Other of my book reviews: FICTION Bookshelf and NON-FICTION Bookshelf


Wednesday, October 23, 2019

Book Review: "Exhalation" by Ted Chiang

Exhalation (2019)
Ted Chiang (1967)
350 pages

Science fiction has a reputation of being mostly space opera adventures – entertaining diversions, but nothing to be taken too seriously. Such a simplistic characterization, however, ignores a host of writers who have used the genre to explore, with compelling effectiveness, the many and varied questions that arise from the intersection of our technological development and our cultural, social, economic and political realities.
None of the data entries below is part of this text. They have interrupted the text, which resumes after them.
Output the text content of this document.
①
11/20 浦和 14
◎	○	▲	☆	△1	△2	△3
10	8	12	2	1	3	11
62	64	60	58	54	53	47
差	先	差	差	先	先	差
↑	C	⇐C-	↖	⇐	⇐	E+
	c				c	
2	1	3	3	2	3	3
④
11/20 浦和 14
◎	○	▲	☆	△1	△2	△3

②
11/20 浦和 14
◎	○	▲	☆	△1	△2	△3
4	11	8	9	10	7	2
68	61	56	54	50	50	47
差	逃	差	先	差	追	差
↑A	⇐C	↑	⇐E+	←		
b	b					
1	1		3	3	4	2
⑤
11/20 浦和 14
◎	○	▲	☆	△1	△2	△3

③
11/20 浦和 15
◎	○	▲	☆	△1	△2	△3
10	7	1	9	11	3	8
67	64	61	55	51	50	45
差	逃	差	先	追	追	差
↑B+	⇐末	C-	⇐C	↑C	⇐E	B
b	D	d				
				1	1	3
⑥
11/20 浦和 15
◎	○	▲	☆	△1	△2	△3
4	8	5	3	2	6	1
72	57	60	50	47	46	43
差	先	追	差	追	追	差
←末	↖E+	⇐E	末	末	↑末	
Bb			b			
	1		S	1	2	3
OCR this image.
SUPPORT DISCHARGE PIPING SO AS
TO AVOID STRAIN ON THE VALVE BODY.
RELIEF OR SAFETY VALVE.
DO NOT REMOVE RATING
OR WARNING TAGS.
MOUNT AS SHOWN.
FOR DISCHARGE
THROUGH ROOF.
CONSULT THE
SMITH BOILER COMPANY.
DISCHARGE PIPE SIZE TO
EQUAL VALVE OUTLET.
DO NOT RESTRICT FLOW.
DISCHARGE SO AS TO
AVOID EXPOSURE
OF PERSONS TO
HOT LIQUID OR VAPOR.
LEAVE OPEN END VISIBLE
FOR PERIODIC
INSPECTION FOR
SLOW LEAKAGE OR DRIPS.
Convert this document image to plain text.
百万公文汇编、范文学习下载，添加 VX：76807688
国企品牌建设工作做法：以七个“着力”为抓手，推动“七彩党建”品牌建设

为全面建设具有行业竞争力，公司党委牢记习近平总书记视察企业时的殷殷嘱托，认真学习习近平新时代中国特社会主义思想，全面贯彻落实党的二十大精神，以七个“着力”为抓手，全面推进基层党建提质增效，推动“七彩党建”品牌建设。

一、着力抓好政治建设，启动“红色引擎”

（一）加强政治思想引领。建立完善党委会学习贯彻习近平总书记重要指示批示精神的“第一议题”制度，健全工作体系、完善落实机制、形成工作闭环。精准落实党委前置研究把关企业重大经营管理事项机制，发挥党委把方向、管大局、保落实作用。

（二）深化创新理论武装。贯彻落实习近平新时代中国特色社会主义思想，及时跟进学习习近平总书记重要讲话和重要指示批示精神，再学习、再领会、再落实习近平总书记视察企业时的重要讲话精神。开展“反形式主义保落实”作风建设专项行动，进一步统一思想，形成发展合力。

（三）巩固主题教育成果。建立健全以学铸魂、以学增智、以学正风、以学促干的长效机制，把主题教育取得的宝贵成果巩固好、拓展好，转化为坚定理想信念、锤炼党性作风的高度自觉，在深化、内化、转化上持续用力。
Some novels of this latter type imagine how our present civilization will evolve into the future, such as Kim Stanley Robinson’s expansive vision of humankind’s evolution – both genetically and culturally – in 2312 (and other of his works), or Alfred Bester’s disturbing prognosis from the 1950’s in The Stars My Destination of the eventual consequence of the continuing shift toward a corporatocracy as a seemingly inevitable outcome of the fundamental precepts of capitalism. Others present a dystopic view of our future, whether the classic – and powerfully disturbing – novel of nuclear destruction On the Beach by Nevil Shute, or Jeff VanderMeer’s tale in Southern Reach Trilogy of nature rising up to avenge damaging human disregard of the environment, to name a couple. And then there are those who look outward, to our place in the universe, such as Cixin Liu’s eye-opening answer to the Fermi Paradox – why we have not found evidence of extraterrestrial civilizations despite the seemingly high likelihood they should exist – in his Three Body Problem trilogy. What all of these stories have in common is the combination of a thought-provoking premise and a captivating plot. (Reviews of these novels and other wonderful examples can be found here, in the sections dedicated to Science Fiction.)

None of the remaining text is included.